Il n'est tel, voyez-vous, que la pratique pour se faire une
idée exacte du comportement des poissons, et toutes les causeries, tous les
grimoires et tous les conseils ne sont que des guides, sans plus. S'ils
évitent, parfois, les déboires désespérants de l'initiation, ils ne peuvent, en
aucun cas, les supprimer radicalement, sans de persévérants essais.
Essayons donc de guider nos jeunes confrères vers les abords
du succès.
La nuit a été très noire, la truite n'a pu trouver toute la
nourriture qu'elle escomptait pour calmer sa faim et ... voilà l'aube.
Les éphémères tombés à l'eau pendant la nuit flottent en
surface, les ailes à plat, morts d'épuisement après la ponte crépusculaire, ou
peut-être aussi parce qu'arrivés au stade final de leur existence précaire.
L'un après l'autre, ils sont happés goulûment, sans hésitation
ni méfiance, dans le calme et le silence ambiants.
Le pêcheur à la mouche sèche ou noyée, connaissant bien son
affaire, est certain de faire des victimes, en truites moyennes surtout, car
les grosses, plus méfiantes, ont regagné leur repaire, dès les premières heures
du jour.
Si la manne a été abondante pendant la nuit, l'appétit du
poisson sera vite calmé, et, seuls, quelques affamés continueront leur chasse
plus avant.
Nous ne compterons guère, à ce moment, faire des merveilles,
sauf exception, évidemment.
Puis, vers midi, les « ronds » se reforment à la
surface ; de-ci de-là, tels de minuscules voiliers, les gracieux
éphémères, bien vivants ceux-là, leurs ailes diaphanes dressées verticalement
sur leur corps filiforme, voguent, s'envolent, se reposent en un incessant
carrousel vibrant et varié.
C'est le moment, c'est un des moments, de la mouche sèche,
très petite et flottant bien.
Une extrême finesse du bas de ligne est indispensable, et,
si le soleil brille, vous vous trouverez bien de frotter vos racines, avant la
pêche, avec une feuille d'oseille pour en atténuer le brillant.
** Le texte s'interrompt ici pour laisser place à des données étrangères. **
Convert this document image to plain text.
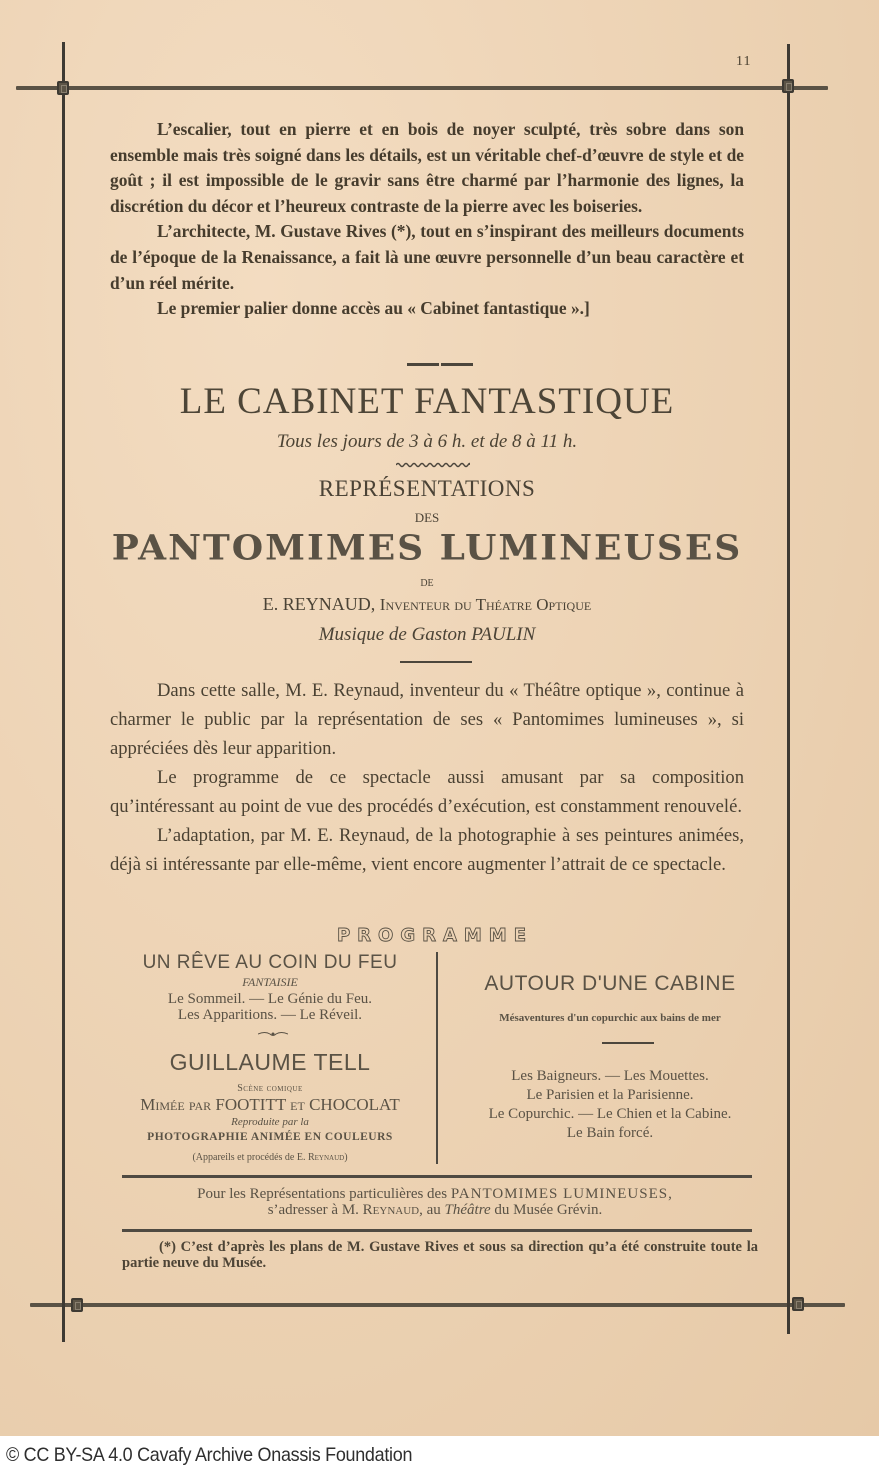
11

L’escalier, tout en pierre et en bois de noyer sculpté, très sobre dans son ensemble mais très soigné dans les détails, est un véritable chef-d’œuvre de style et de goût ; il est impossible de le gravir sans être charmé par l’harmonie des lignes, la discrétion du décor et l’heureux contraste de la pierre avec les boiseries.

L’architecte, M. Gustave Rives (*), tout en s’inspirant des meilleurs documents de l’époque de la Renaissance, a fait là une œuvre personnelle d’un beau caractère et d’un réel mérite.

Le premier palier donne accès au « Cabinet fantastique ».]

LE CABINET FANTASTIQUE
Tous les jours de 3 à 6 h. et de 8 à 11 h.
REPRÉSENTATIONS
DES
PANTOMIMES LUMINEUSES
DE
E. REYNAUD, Inventeur du Théatre Optique
Musique de Gaston PAULIN

Dans cette salle, M. E. Reynaud, inventeur du « Théâtre optique », continue à charmer le public par la représentation de ses « Pantomimes lumineuses », si appréciées dès leur apparition.

Le programme de ce spectacle aussi amusant par sa composition qu’intéressant au point de vue des procédés d’exécution, est constamment renouvelé.

L’adaptation, par M. E. Reynaud, de la photographie à ses peintures animées, déjà si intéressante par elle-même, vient encore augmenter l’attrait de ce spectacle.

PROGRAMME
UN RÊVE AU COIN DU FEU
FANTAISIE
Le Sommeil. — Le Génie du Feu.
Les Apparitions. — Le Réveil.
GUILLAUME TELL
Scène comique
Mimée par FOOTITT et CHOCOLAT
Reproduite par la
PHOTOGRAPHIE ANIMÉE EN COULEURS
(Appareils et procédés de E. Reynaud)
AUTOUR D'UNE CABINE
Mésaventures d'un copurchic aux bains de mer
Les Baigneurs. — Les Mouettes.
Le Parisien et la Parisienne.
Le Copurchic. — Le Chien et la Cabine.
Le Bain forcé.
Pour les Représentations particulières des PANTOMIMES LUMINEUSES,
s’adresser à M. Reynaud, au Théâtre du Musée Grévin.

(*) C’est d’après les plans de M. Gustave Rives et sous sa direction qu’a été construite toute la partie neuve du Musée.

© CC BY-SA 4.0 Cavafy Archive Onassis Foundation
Précaution
superflue ? Minutie exagérée ? Mais, là plus qu'ailleurs, nous
pourrons dire : « Qui veut la fin veut les moyens. »
Je vous conseille de n'émettre une opinion péremptoire
qu'après avoir constaté le résultat de cette petite opération.
Les montées ne durent pas à ce moment de la journée ;
rarement une demi-heure, laquelle suffit parfois à faire un panier présentable.
La truite paraît s'offrir un lunch plutôt qu'un repas
substantiel.
Puis c'est le calme pour tout l'après-midi.
Le vrai pêcheur se reposera lui aussi ; il ira
déjeuner, car je suppose bien qu'il n'aura pas commis cette hérésie halieutique
de s'approcher du restaurant ou de la voiture autour de midi ; il serait
alors impardonnable.
Et c'est le soir !
Le soleil baisse à l'horizon, c'est l'heure des grandes
ombres ; l'heure des émotions fortes s'approche.
Petit à petit les ronds se précisent, deviennent plus
nombreux et, bientôt, de toutes parts les truites moucheronnent.
Ne vous pressez pas ; identifiez les insectes qui
passent autour de vous, cherchez à reconnaître l'essaim nuptial qui monte et
descend sans arrêt, dans la poussière dorée du soleil qui décline, en une
sarabande ininterrompue.
Ce moment du crépuscule est bien caractéristique, les soirs
de beau temps ; partout, éphémères, sedges ou phryganes s'abattent sur
l'eau, pondent et meurent.
Quel régal pour la truite !
À mesure que l'obscurité descend, les gros insectes
s'avèrent plus nombreux ; peut-être parce qu'on ne voit plus les petits.
Seuls, paraissent encore, dans le bal, les gros sedges, les
bizarres phryganes, les agrions, et leurs chutes ponctuent la surface de l'eau.
Attention ! les grosses truites, les matrones prudentes
et malignes en diable se sont risquées en pleine eau et prennent leur large
part au banquet de la nature.
Du bout des lèvres, sans aucun bruit, d'une succion précise,
elles aspirent l'insecte, ridant à peine l'eau ; contrairement à leurs
jeunes sœurs qui bondissent pour retomber, tête première, sur leur proie, les
grosses bêtes agissent en pirates avisés et avertis.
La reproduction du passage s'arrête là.